Typically, both the commands
and replies
topics are configured for time based retention, so the correlated reply is typically already in the replies
topic when the idempotent request is replayed by the client.
Note: the time base retention period for the replies
topic effectively dictates the idempotency key expiration window.
Ideally, we would detect this scenario at zilla
and avoid sending the replayed request to the commands
topic, simply returning the already correlated response from the replies
topic to the client. (not currently implemented)
Even if such an enhancement were implemented, we must still consider the race condition where the idempotent request has already been sent to the commands
topic, and the reply will be sent but it is not yet present in the replies
topic when the idempotent request is replayed, so zilla
would not detect the correlated reply and would send the replayed request to the commands
topic.
Note: even if zilla
would retain some in-memory awareness of previously sent idempotent requests, a peer or restarted zilla
instance could receive the replayed request with no such historical awareness.
If the service observes multiple idempotent requests, then it needs to retain knowledge of previously received idempotency keys to prevent duplicate processing.
When such a duplicate request is detected, it can be safely ignored, as long as the correlated response is guaranteed to still be present in the replies
topic and not already cleaned up due to time based retention policy.

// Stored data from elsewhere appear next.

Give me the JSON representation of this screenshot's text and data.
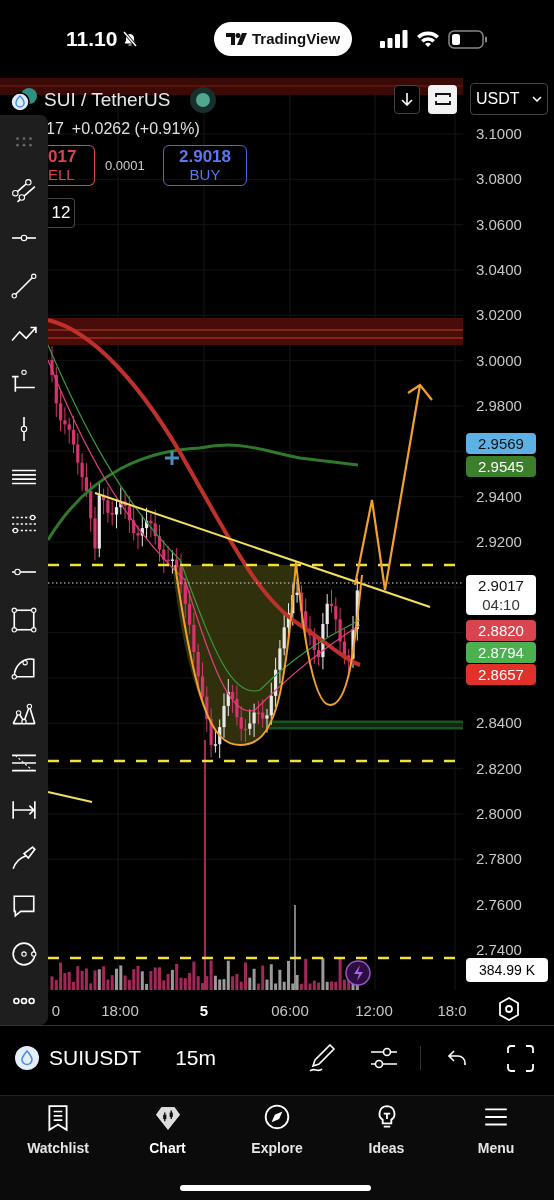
{
  "status_bar": {
    "time": "11.10",
    "app_pill": "TradingView"
  },
  "symbol_header": {
    "title": "SUI / TetherUS",
    "last_digits": "17",
    "change": "+0.0262 (+0.91%)",
    "sell": {
      "price": "017",
      "label": "ELL"
    },
    "spread": "0.0001",
    "buy": {
      "price": "2.9018",
      "label": "BUY"
    },
    "interval_box": "12",
    "currency": "USDT"
  },
  "price_axis": {
    "labels": [
      "3.1000",
      "3.0800",
      "3.0600",
      "3.0400",
      "3.0200",
      "3.0000",
      "2.9800",
      "2.9400",
      "2.9200",
      "2.8400",
      "2.8200",
      "2.8000",
      "2.7800",
      "2.7600",
      "2.7400"
    ]
  },
  "price_badges": [
    {
      "value": "2.9569",
      "color": "#5db1e4"
    },
    {
      "value": "2.9545",
      "color": "#3b7f2b"
    },
    {
      "value": "2.9017",
      "sub": "04:10",
      "color": "#ffffff"
    },
    {
      "value": "2.8820",
      "color": "#d9444e"
    },
    {
      "value": "2.8794",
      "color": "#4caf50"
    },
    {
      "value": "2.8657",
      "color": "#e0322a"
    }
  ],
  "volume_label": "384.99 K",
  "time_axis": [
    {
      "label": "0",
      "bold": false
    },
    {
      "label": "18:00",
      "bold": false
    },
    {
      "label": "5",
      "bold": true
    },
    {
      "label": "06:00",
      "bold": false
    },
    {
      "label": "12:00",
      "bold": false
    },
    {
      "label": "18:0",
      "bold": false
    }
  ],
  "symbol_bar": {
    "symbol": "SUIUSDT",
    "interval": "15m"
  },
  "tabs": [
    {
      "label": "Watchlist",
      "selected": false
    },
    {
      "label": "Chart",
      "selected": true
    },
    {
      "label": "Explore",
      "selected": false
    },
    {
      "label": "Ideas",
      "selected": false
    },
    {
      "label": "Menu",
      "selected": false
    }
  ]
}
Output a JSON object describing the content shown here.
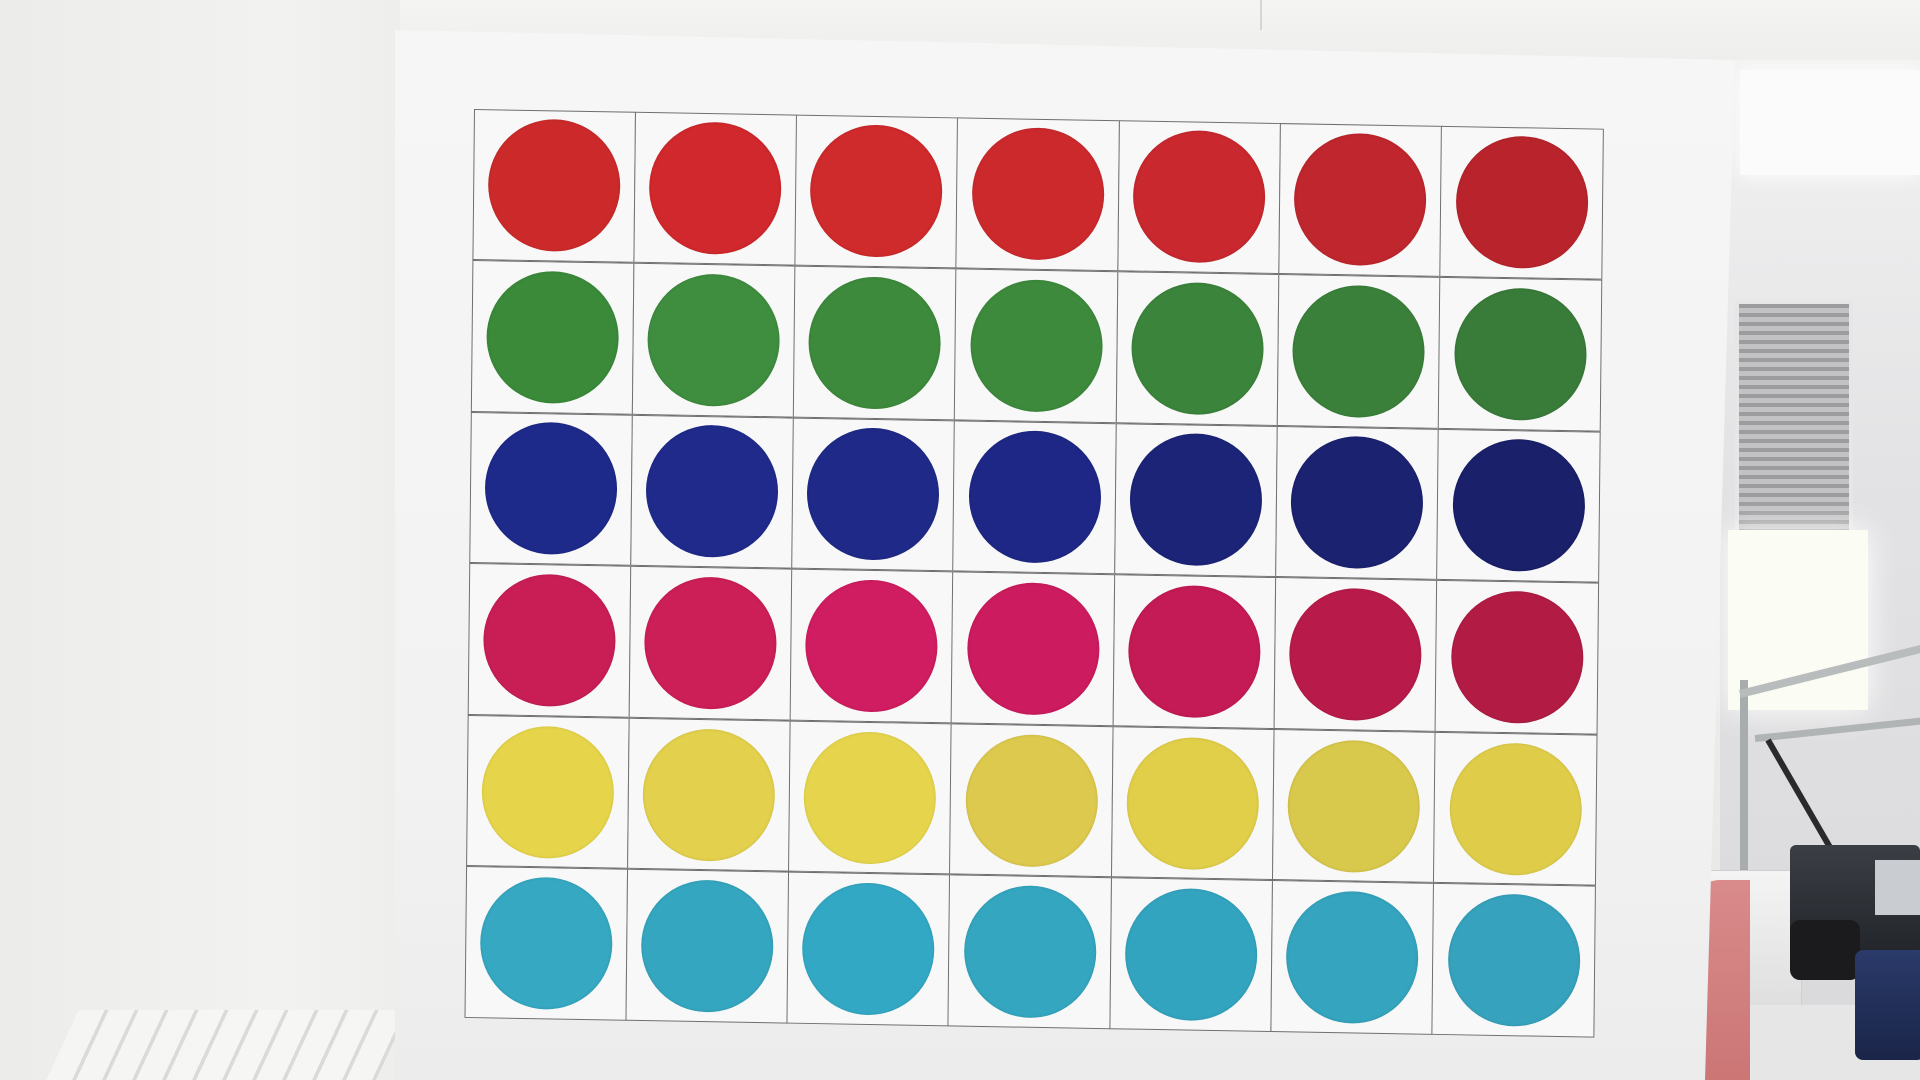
{
  "scene": {
    "background_colors": {
      "wall": "#eeeeec",
      "board": "#f4f4f4",
      "grid_line": "#6f6f6f"
    }
  },
  "color_chart": {
    "rows": 6,
    "columns": 7,
    "row_colors": [
      {
        "name": "red",
        "swatches": [
          "#cc2a2a",
          "#d0282c",
          "#cf2a2c",
          "#cc292d",
          "#c8282e",
          "#bf262d",
          "#b9242c"
        ]
      },
      {
        "name": "green",
        "swatches": [
          "#3a8a3a",
          "#3f8d3e",
          "#3d8a3c",
          "#3d8a3c",
          "#3b843b",
          "#3a803a",
          "#397b39"
        ]
      },
      {
        "name": "blue",
        "swatches": [
          "#1e2a8a",
          "#1f2a8b",
          "#1f2a88",
          "#1e2785",
          "#1c2478",
          "#1b2270",
          "#1a206a"
        ]
      },
      {
        "name": "magenta",
        "swatches": [
          "#c81e55",
          "#cc1e57",
          "#d01c60",
          "#cc1b5e",
          "#c41a55",
          "#b81b4a",
          "#b21c44"
        ]
      },
      {
        "name": "yellow",
        "swatches": [
          "#e6d54a",
          "#e3d04c",
          "#e6d54c",
          "#ddc94e",
          "#e1cf4a",
          "#d8c84c",
          "#dfcd4a"
        ]
      },
      {
        "name": "cyan",
        "swatches": [
          "#36a8c2",
          "#34a6bf",
          "#33a8c4",
          "#34a6c0",
          "#33a4bf",
          "#35a4be",
          "#36a2bd"
        ]
      }
    ]
  }
}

So the service has to handle this race condition, where the replayed idempotent request arrives on the commands
topic after the response on the replies
topic has expired.
This implies that the historical awareness at the service of previously observed idempotency keys would need to be synchronized perfectly with the time based retention policy of the replies
topic.
Rather than placing this edge case requirement on the service, we can instead implement the proposed enhancement above, where zilla
detects the already correlated response in the replies
topic and avoids sending the replayed request to the commands
topic.
This narrows the time window of the race condition where the service can receive a replayed request to something approximating the request-response round trip time, rather than the full time based retention period of the replies
topic, making it straightforward for the service to detect and ignore the replayed request, as the correlated response is still present in the replies
topic.
In http-kafka
binding, we can change the sync
and async
implementations to first attempt to fetch the correlated response from the replies
topic before producing the request to the commands
topic, rather than always producing the request to the commands
topic as we do now.